At anchors, the attribute hreflang is intended for exactly this purpose. It contains the ISO code of the language – if necessary supplemented by the region (examples: es, it, en-GB, en-US). For the browser, it only represents a Note, but we web developers can use it to provide useful support for the user. Let’s extend our existing code.

 

CSS
a {
  &[href^="http"]{
    &:not([href*="designerzone.de"]) {
      &:not([class="image-link"]) {
        &:before {
          content: "\2197\0020";
          white-space: nowrap;        
        }        
      }
    }    
  }

  &[hreflang^="en"]{
    &:after {
      content: "\0020(Englisch)";
    }
  }
}

Since we use the before pseudo element for the arrow, the after pseudo element is left for the language specification.
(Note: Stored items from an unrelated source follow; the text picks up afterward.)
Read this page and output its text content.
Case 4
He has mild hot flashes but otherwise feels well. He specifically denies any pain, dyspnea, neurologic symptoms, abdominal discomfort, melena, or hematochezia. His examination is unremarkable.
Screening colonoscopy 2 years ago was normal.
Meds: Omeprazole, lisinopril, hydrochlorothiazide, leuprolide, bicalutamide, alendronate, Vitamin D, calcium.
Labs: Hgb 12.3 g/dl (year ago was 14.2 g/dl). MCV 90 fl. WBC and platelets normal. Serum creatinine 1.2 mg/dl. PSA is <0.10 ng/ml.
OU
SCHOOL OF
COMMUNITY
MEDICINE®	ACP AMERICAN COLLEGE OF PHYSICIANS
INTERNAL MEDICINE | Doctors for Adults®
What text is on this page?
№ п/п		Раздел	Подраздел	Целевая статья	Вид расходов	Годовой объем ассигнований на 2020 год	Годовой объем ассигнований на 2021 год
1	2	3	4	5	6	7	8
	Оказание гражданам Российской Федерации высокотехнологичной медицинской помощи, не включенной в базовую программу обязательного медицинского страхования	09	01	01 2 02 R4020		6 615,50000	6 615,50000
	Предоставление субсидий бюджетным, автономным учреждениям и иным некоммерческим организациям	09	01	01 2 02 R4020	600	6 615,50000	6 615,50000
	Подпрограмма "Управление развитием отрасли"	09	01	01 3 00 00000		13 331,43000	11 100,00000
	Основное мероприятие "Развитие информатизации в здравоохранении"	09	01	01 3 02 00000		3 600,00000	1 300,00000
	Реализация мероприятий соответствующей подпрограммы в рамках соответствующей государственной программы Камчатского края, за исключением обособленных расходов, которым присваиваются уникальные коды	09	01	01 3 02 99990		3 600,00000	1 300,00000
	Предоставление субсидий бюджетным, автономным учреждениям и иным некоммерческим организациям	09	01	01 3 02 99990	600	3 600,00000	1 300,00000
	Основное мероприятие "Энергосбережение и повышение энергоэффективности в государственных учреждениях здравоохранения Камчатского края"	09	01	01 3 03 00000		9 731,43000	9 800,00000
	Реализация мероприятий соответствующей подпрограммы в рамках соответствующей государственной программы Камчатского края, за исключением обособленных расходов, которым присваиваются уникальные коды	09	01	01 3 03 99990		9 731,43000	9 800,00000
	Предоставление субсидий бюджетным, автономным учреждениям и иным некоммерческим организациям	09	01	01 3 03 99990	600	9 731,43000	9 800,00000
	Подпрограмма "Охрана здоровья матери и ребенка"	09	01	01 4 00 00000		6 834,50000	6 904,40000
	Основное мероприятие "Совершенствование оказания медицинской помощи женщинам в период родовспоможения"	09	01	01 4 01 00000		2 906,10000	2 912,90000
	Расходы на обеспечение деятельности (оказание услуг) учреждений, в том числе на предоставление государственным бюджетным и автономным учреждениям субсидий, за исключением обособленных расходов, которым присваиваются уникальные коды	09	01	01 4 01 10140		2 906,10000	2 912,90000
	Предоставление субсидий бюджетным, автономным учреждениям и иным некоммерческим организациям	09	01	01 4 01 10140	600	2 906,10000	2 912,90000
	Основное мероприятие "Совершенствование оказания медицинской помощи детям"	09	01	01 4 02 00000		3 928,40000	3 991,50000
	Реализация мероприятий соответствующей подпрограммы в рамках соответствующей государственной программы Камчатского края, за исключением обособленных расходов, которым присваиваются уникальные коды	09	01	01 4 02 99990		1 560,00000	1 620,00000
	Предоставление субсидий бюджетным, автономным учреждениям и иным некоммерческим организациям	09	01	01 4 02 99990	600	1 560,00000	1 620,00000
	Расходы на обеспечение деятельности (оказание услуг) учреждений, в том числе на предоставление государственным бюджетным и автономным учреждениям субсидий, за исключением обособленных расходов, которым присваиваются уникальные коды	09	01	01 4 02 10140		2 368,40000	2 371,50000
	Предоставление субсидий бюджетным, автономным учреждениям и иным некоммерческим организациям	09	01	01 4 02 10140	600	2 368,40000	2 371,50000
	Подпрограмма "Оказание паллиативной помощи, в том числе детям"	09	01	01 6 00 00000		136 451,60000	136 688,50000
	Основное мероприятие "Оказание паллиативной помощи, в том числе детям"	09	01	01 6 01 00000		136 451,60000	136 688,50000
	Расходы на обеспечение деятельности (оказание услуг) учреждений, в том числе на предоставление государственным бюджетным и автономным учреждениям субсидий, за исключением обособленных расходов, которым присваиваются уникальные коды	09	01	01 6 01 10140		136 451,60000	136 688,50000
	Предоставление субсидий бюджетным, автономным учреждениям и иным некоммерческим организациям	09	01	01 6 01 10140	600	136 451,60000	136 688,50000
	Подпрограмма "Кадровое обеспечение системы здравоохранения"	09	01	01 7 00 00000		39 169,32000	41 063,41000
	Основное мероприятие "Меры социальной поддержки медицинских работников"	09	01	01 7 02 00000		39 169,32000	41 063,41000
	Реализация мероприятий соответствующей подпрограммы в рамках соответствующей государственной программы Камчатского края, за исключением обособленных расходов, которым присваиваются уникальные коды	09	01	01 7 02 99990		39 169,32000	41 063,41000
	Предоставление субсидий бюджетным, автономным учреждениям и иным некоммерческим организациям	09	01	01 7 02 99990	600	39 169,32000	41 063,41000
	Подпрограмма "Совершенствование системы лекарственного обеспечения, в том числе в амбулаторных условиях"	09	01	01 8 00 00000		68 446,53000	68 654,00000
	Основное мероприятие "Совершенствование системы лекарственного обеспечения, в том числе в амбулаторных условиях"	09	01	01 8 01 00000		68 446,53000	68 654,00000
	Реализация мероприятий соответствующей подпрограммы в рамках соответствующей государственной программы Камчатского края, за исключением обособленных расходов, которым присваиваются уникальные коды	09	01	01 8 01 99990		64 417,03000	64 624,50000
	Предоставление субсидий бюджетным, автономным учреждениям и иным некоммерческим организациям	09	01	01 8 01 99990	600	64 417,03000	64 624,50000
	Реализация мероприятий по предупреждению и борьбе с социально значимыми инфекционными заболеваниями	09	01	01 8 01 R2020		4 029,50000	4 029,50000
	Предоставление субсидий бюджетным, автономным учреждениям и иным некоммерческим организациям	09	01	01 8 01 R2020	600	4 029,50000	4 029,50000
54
In reality, I planned it that way, because I like to write the language in brackets behind the link. But abbreviations would also be possible. Instead of the texts, you could also use a background graphic (preferably SVG) for the marking, e.g. a small national flag.

 

 

Summary

Such banal elements as links also require care. If you use CSS selectors cleverly here, you can increase the usability for the users with simple means. Ultimately, a precise marking of the links can also ensure that users do not immediately move on. By marking the link type and language, the user can judge much better whether the link will take him to his desired destination.